Appears in 1 contract
Samples: Asset Purchase Agreement (Mammoth Energy Services, Inc.)
Additional Assigned Contracts.
(a) Prior to the Closing Date, Purchaser may designate a Non-Assumed Contract to be an Assigned Contract, by one or more written notices to Seller (each an “Assigned Contract Assumption Notice”). As soon as practicable after receiving any Assigned Contract Assumption Notice, Seller shall take all actions reasonably necessary to assume and assign to Purchaser pursuant to Section 365 of the Bankruptcy Code all Non-Non- Assumed Contracts set forth in such Assigned Contract Assumption Notice. The Cure Costs with respect to any Non-Assumed Contract that becomes an Assigned Contract shall be paid by Seller, subject to the Cure Cap, upon the later of (a) as soon as practicable after such Cure Costs are finally determined by the Bankruptcy Court and (b) as soon as practicable after the effectiveness of the assumption and assignment of such Assigned Contract. Seller and Purchaser acknowledge and agree that the agreements and covenants in this Section 2.8(a) shall survive the Closing. Notwithstanding anything in this Agreement to the contrary, on the date that any Non-Assumed Contract is assumed and assigned to Purchaser pursuant to this Section 2.8(a), such Non-Assumed Contract shall thereafter be deemed an Assigned Contract for all purposes under this Agreement. Any Non-Assumed Contract for which Purchaser has not provided an Assigned Contract Assumption Notice prior to the Closing Date shall be automatically deemed to be a Non-Assumed Contract, which Seller Seller may reject or seek to reject without any further consent of Purchaser. The obligations of Seller under this Section 2.8(a) are subject to Section 365(d)(4) of the Bankruptcy Code and any extension provided or obtained thereunder.
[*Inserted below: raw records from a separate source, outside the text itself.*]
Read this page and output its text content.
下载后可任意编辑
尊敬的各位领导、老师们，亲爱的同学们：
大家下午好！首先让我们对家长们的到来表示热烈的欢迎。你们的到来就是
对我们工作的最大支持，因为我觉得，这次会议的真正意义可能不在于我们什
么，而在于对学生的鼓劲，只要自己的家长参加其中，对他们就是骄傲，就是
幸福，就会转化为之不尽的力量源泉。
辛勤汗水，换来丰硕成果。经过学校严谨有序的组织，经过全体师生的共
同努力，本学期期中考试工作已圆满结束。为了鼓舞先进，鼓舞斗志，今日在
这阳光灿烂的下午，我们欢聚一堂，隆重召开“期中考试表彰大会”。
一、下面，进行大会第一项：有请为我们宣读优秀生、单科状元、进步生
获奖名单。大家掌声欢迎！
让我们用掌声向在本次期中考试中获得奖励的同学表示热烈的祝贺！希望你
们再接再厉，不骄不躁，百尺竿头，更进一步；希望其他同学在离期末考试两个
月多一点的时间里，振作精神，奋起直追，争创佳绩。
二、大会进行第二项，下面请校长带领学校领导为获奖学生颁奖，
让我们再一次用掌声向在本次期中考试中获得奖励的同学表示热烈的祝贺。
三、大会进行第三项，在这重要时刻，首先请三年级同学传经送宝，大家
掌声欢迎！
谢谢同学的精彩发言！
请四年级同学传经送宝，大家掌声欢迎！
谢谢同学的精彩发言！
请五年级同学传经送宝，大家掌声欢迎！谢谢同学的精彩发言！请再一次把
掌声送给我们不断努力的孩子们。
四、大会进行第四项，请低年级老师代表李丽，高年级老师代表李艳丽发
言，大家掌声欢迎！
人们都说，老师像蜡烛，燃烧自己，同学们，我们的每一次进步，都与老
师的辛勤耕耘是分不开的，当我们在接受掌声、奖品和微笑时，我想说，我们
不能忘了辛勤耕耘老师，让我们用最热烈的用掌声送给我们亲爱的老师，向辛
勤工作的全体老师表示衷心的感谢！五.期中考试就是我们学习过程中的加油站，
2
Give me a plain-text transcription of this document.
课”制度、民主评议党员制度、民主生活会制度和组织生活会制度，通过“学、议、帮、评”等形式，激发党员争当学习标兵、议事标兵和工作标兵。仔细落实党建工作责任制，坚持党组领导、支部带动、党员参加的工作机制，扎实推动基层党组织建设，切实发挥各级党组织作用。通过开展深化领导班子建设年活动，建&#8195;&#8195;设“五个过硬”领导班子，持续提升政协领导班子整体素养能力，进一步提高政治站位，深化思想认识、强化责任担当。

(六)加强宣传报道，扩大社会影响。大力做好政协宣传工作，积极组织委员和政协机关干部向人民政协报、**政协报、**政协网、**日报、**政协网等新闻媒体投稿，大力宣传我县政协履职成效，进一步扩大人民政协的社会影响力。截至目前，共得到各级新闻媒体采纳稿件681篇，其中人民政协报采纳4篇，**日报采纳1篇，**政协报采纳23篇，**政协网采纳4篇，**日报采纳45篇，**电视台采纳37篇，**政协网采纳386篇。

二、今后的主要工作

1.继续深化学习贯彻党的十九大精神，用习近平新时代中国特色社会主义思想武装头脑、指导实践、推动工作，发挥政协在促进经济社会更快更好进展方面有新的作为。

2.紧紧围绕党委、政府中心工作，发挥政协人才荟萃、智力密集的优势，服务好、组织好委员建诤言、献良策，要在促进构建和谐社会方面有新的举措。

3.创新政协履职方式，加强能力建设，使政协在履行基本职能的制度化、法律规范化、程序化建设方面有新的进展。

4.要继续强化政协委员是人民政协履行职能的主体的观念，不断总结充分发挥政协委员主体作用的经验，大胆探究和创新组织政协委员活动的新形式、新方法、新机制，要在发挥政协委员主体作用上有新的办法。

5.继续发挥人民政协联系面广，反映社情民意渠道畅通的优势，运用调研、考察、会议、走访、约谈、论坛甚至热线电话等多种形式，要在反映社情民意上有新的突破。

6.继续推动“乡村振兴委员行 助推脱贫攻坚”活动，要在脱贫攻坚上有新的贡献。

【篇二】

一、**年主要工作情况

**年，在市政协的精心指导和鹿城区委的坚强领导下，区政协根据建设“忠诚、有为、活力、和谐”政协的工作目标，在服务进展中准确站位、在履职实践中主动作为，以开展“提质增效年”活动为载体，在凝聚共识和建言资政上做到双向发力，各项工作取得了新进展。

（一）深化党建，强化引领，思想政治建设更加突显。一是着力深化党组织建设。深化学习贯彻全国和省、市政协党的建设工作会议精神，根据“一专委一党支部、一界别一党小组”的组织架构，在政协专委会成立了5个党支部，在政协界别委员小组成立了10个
(b) Seller shall not reject any Non-Assumed Contract until earliest of (x) the Closing Date; and (y) the date on which Purchaser delivers notice to Seller that it no longer objects to the rejection of such Non-Assumed Contract. A Non-Assumed Contract shall not be considered an Assigned Contract unless expressly assumed and assigned pursuant to Section 2.8(a).
(c) To the extent that the need for Bankruptcy Court approval delays the assumption or rejection of any Contract, Seller shall take all commercially reasonable efforts to gain all necessary approvals, including as required under Section 365(d)(4) of the Bankruptcy Code, until the Closing Date with respect to any particular Contract.